Review: WHAT JOSIAH SAW Screams With Quiet Violence

An oil company is buying up land around an all but dead American town in the South.
 
One of the last holdouts is the old Graham place on the outskirts. However, it comes with a warning - the land is cursed. At least the locals believe it to be.
 
Tommy Graham lives at the home with his father, the cantankerous and caustic Josiah. Tommy’s brother and sister, Eli and Mary, left home a long time ago; they now live at the opposite ends of the spectrum.
 
Late one night though Josiah gets a visit and a message that sends him on the path of righteousness, much to Tommy’s delight. To make things right, they’ve got to fix up the old place and sort out their lives.
 
When Eli and Mary return home to convince their brother to sell the family home all their stories come together for an insane and shocking climax that will be the talk of the festival for days after. 
 
We did not plan on putting down cliches when preparing for this review but let’s get straight to the one of the absolute truths of Vincent Grashaw’s horror thriller, What Josiah Saw. Robert Patrick is an absolute force to be reckoned with. It’s just an incredible performance that sears with menace and malevolence. It would be easy to spurt superlatives and say that it is the performance of his career. At the very least, it will rank up there as one of his best. Even after ‘finding religion’, he is still terrifying as hell. 
 
He’s not the only one delivering a lights out performance.

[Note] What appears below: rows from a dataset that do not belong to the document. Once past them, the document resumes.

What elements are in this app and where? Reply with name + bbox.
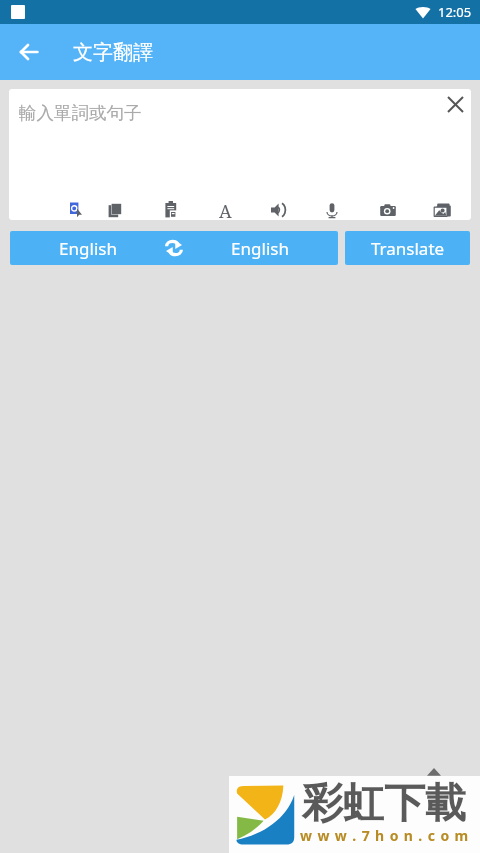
staticText: 12:05 xyxy=(438,3,472,21)
button[interactable]: English xyxy=(10,231,338,265)
button[interactable]: Translate xyxy=(345,231,470,265)
button[interactable]: Clear xyxy=(439,89,471,120)
staticText: Translate xyxy=(371,237,445,260)
staticText: A xyxy=(219,199,232,220)
staticText: 文字翻譯 xyxy=(73,40,153,65)
button[interactable]: Back xyxy=(12,35,46,69)
staticText: 輸入單詞或句子 xyxy=(19,102,142,124)
button[interactable]: Handwriting xyxy=(211,196,239,220)
staticText: English xyxy=(182,237,338,260)
button[interactable]: Paste xyxy=(157,196,185,220)
button[interactable]: Copy xyxy=(102,196,130,220)
staticText: English xyxy=(10,237,166,260)
button[interactable]: Gallery xyxy=(428,196,456,220)
button[interactable]: Voice input xyxy=(318,196,346,220)
button[interactable]: Translate document xyxy=(62,196,90,220)
staticText: w w w . 7 h o n . c o m xyxy=(300,826,470,845)
button[interactable]: Camera xyxy=(374,196,402,220)
staticText: 彩虹下載 xyxy=(302,778,466,830)
button[interactable]: Listen xyxy=(265,196,293,220)
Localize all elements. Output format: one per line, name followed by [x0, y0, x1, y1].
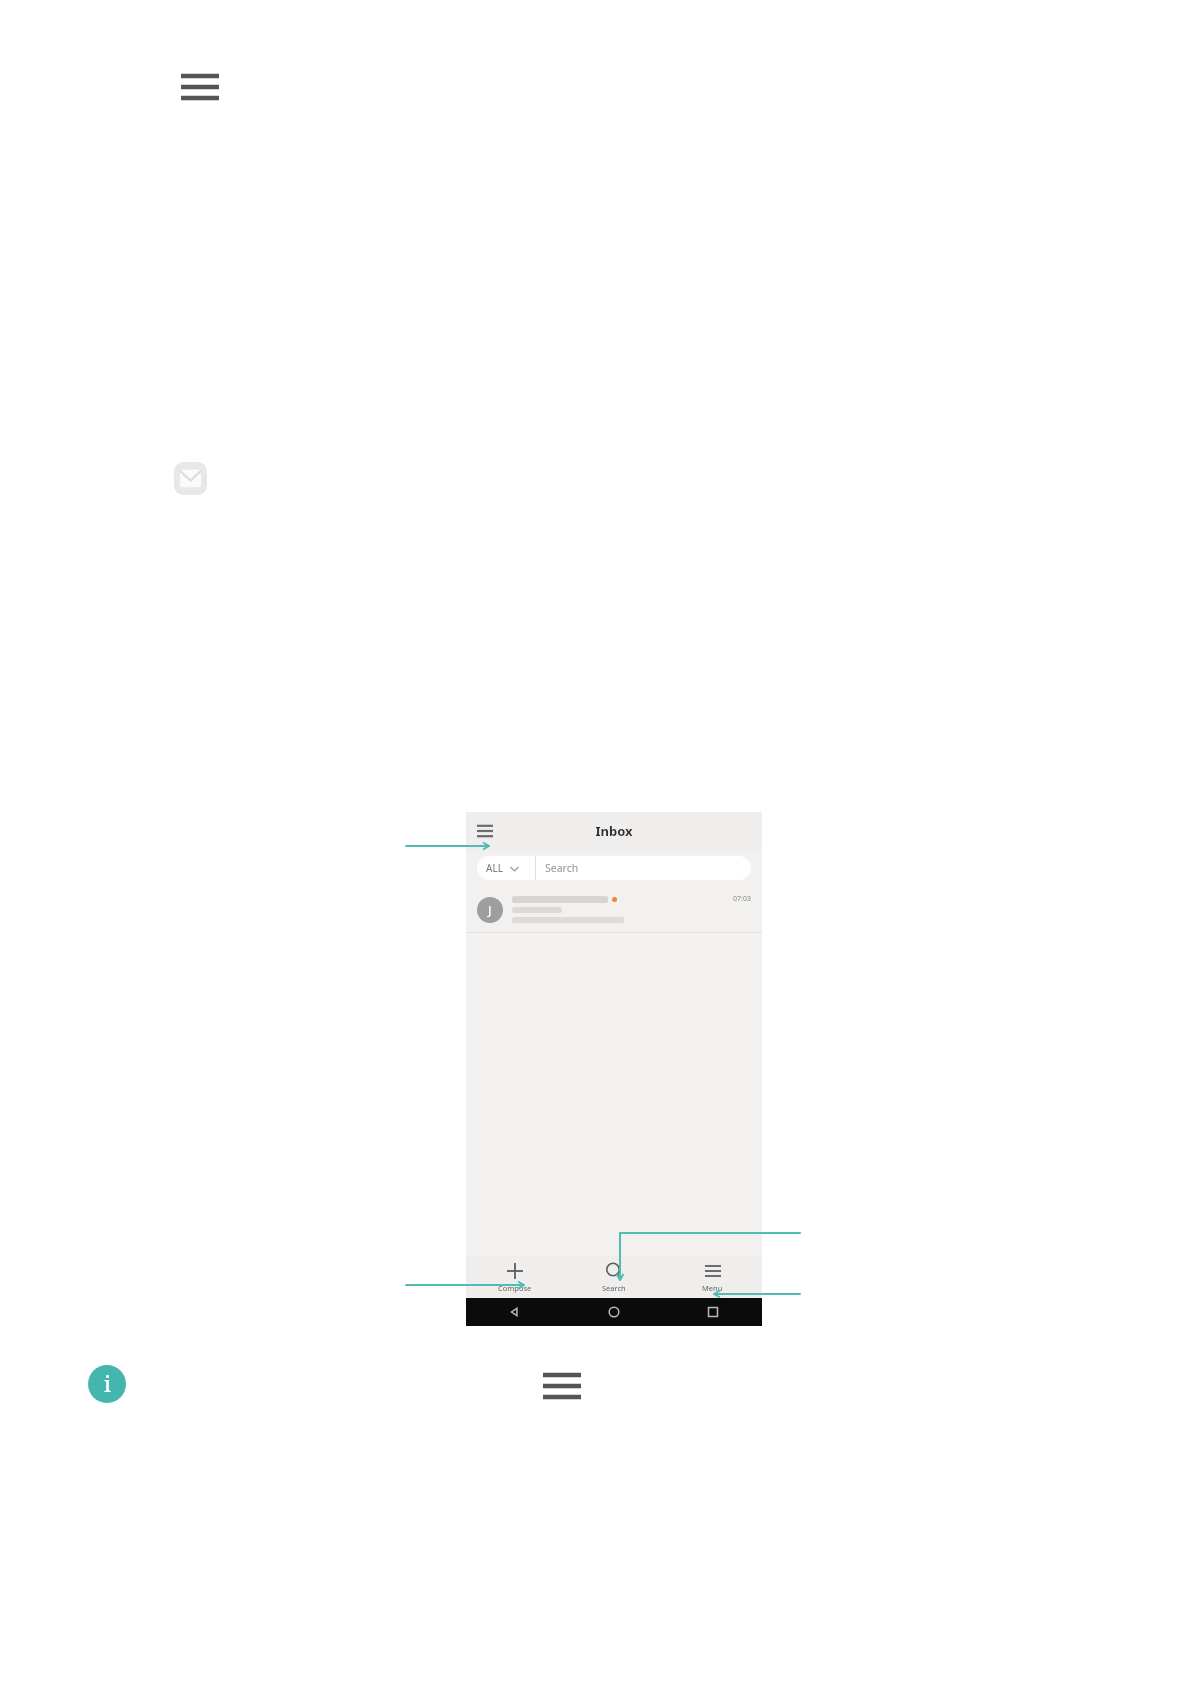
staticText: ALL [486, 861, 503, 875]
button[interactable]: J [466, 886, 762, 933]
staticText: 07:03 [733, 894, 751, 904]
staticText: Inbox [595, 822, 633, 840]
button[interactable]: Menu [543, 1372, 581, 1400]
staticText: Menu [702, 1283, 723, 1293]
button[interactable]: Information [88, 1365, 126, 1403]
button[interactable]: Navigation drawer [477, 824, 493, 838]
button[interactable]: Search [564, 1256, 663, 1298]
button[interactable]: Menu [181, 70, 219, 104]
staticText: Search [545, 861, 579, 875]
button[interactable]: Recents [663, 1298, 762, 1326]
staticText: Search [602, 1283, 626, 1293]
staticText: Compose [498, 1283, 532, 1293]
staticText: i [104, 1370, 111, 1399]
button[interactable]: Email [174, 462, 207, 495]
staticText: J [488, 901, 492, 919]
button[interactable]: Compose [466, 1256, 564, 1298]
button[interactable]: Back [466, 1298, 564, 1326]
button[interactable]: ALL [477, 856, 751, 880]
button[interactable]: Menu [663, 1256, 762, 1298]
button[interactable]: Home [564, 1298, 663, 1326]
button[interactable]: ALL [477, 856, 535, 880]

The acting from everyone in this film is so on point. As the Graham kids, Scott Haze, Nick Stahl and Kelli Garner deliver tortured and burdened performances, fraught with fear, danger and sadness, for every one of them are harboring horrible or shameful secrets.
 
Patrick’s dark presence is nearly matched by Jake Weber and his role as the local gang boss, Boone. Speak softly, as they say. Gosh, even Tony Hale in his minor role as Mary’s husband, Ross, kills it. Everyone is so committed to delivering all this hate, pain and sorrow. 
 
All of this perfect anguish and horror comes from first time writer Robert Alan Dilts. Oh, we are definitely going to keep an eye out for this fella. The film is divided into four chapters, the first three for each sibling, the final chapter for the finale when they return home.
 
Each chapter on their own is deep enough that, alone, they can be made into a full length feature film. That’s just how good the writing is in this film. Then you have taken a line of dialogue of something so seemingly innocent like, “Show me how you ride that bicycle”, and you have turned it in a way that we can no longer think about it in its purest intention. 
 
We also have to take a moment to recognize the contributions made by composer Robert Pycior and cinematographer Carlos Ritter. Pycior's music stretches out screams of sonic horror, flooding your senses and helping bring you to the breaking point when needed. Ritter's work begins with views of the quiet and rolling hills of Oklahoma, keeping the tones neutral and lifeless, using warm light when the tension escalates. It is not what you call pretty to look at but it looks very good. We recognize their work is a part of this film's success. 
 
What Josiah Saw screams at you with quiet violence. There is so much more that we want to talk about but there is so much for everyone to discover at every turn in Grashaw’s tremendously tense and terrifying horror thriller. We would rather not spoil it for the rest of you. Come for the performances, stay for the horror and terror.
 
This is a terrific first-time screenplay from Robert Alan Dilts that asks hard questions about funamentalist faith, mental health and addiction, and toxic family attachments. A tremendously tense and terrifying horror thriller, it will forever rank among the best Southern gothic films.
 
The truth will not set the Graham family free; their secrets have soaked into the land and the land is ready to reveal it all.